Timber rattlesnake

Crotalus horridus




Crotalus horridus Linnaeus, 1758, "America," later restricted to the vicinity of New York City, United States. Two subspecies have been recognized, but this taxonomy has been questioned.


English: Canebrake (for southern populations); French: Crotale des bois; German: Waldklapperschlange.


This large, heavy-bodied snake reaches almost 5 ft (1.5 m) in total length; examples exceeding 6 ft (1.8 m) are known. The ground color of the dorsum may be yellow, gray, tan, or brown to black with dark chevron-shaped blotches. An orange to rust-colored vertebral stripe is present in many individuals; the stripe is especially prominent in snakes from the southern and western parts of the range. The tail is black with a large rattle at the tip. A postocular stripe may be present or absent. Ten to 17 supralabial, 158-183 ventral,13-30 subcaudal, and 21-26 midbody scale rows have been recorded for this species.

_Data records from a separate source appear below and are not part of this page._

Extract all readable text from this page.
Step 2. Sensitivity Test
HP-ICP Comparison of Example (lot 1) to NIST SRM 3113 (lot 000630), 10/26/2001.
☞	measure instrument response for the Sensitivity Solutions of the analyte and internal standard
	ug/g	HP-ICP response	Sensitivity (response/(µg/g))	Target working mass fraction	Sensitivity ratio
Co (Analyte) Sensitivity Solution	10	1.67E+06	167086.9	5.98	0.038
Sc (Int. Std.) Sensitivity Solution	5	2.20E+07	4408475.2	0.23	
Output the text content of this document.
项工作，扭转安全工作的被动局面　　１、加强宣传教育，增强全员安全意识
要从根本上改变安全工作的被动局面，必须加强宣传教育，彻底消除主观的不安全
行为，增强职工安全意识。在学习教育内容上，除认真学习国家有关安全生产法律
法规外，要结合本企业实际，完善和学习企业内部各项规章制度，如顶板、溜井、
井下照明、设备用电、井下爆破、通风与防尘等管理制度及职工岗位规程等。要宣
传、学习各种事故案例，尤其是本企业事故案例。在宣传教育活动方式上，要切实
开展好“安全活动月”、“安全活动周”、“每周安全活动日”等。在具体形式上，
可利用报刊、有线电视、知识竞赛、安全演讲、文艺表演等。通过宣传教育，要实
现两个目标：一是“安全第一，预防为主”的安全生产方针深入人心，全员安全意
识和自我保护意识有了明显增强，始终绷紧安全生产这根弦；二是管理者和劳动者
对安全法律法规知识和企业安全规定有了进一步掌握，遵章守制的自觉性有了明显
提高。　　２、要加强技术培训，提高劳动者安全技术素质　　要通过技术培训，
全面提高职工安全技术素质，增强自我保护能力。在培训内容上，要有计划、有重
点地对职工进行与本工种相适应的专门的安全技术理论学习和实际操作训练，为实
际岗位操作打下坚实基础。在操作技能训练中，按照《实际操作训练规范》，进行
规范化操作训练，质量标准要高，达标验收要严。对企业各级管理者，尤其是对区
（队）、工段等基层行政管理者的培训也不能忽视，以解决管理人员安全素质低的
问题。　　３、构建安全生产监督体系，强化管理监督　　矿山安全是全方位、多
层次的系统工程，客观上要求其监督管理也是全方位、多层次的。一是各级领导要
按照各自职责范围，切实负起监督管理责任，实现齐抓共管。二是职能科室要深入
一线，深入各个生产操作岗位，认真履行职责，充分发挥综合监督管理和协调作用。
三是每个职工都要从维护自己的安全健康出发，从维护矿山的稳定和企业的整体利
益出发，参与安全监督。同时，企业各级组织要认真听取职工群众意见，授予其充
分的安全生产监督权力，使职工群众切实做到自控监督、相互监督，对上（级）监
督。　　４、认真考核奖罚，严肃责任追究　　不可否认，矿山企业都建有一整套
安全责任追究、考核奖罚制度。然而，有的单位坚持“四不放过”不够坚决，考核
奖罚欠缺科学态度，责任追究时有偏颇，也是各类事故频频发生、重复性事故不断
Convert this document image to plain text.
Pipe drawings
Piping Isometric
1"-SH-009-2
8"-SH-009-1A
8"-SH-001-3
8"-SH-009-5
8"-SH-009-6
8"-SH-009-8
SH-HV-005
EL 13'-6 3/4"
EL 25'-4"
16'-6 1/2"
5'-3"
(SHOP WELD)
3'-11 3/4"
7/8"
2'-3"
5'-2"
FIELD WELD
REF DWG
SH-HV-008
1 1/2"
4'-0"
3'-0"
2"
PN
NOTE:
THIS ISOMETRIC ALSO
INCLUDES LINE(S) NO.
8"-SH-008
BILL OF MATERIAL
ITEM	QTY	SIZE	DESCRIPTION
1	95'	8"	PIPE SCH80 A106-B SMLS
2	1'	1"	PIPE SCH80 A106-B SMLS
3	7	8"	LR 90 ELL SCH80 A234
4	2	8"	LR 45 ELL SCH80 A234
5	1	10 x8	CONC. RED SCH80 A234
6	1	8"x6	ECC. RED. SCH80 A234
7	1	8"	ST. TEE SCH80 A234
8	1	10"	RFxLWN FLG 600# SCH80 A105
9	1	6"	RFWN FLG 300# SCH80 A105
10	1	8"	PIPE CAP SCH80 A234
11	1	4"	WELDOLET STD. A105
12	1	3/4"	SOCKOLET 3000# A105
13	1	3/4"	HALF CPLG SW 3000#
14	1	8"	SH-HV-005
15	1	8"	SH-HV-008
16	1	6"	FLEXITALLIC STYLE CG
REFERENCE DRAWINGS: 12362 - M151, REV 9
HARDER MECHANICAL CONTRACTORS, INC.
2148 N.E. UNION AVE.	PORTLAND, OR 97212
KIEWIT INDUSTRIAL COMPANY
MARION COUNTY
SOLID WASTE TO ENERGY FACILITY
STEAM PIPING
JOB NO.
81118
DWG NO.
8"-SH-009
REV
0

The snake occurs in the eastern United States from New Hampshire, Vermont, and New York south to Florida and west to Minnesota, Nebraska, Kansas, Oklahoma, and Texas.


Forested hillsides with rock outcrops are preferred den sites for northern populations of timber rattlesnakes, but males and nongravid females move into more densely canopied forest during the active season. Southern populations occur in hardwood forests of bottomland floodplains, wet pine flat woods, upland woodlands, and canebrakes (thickets of cane).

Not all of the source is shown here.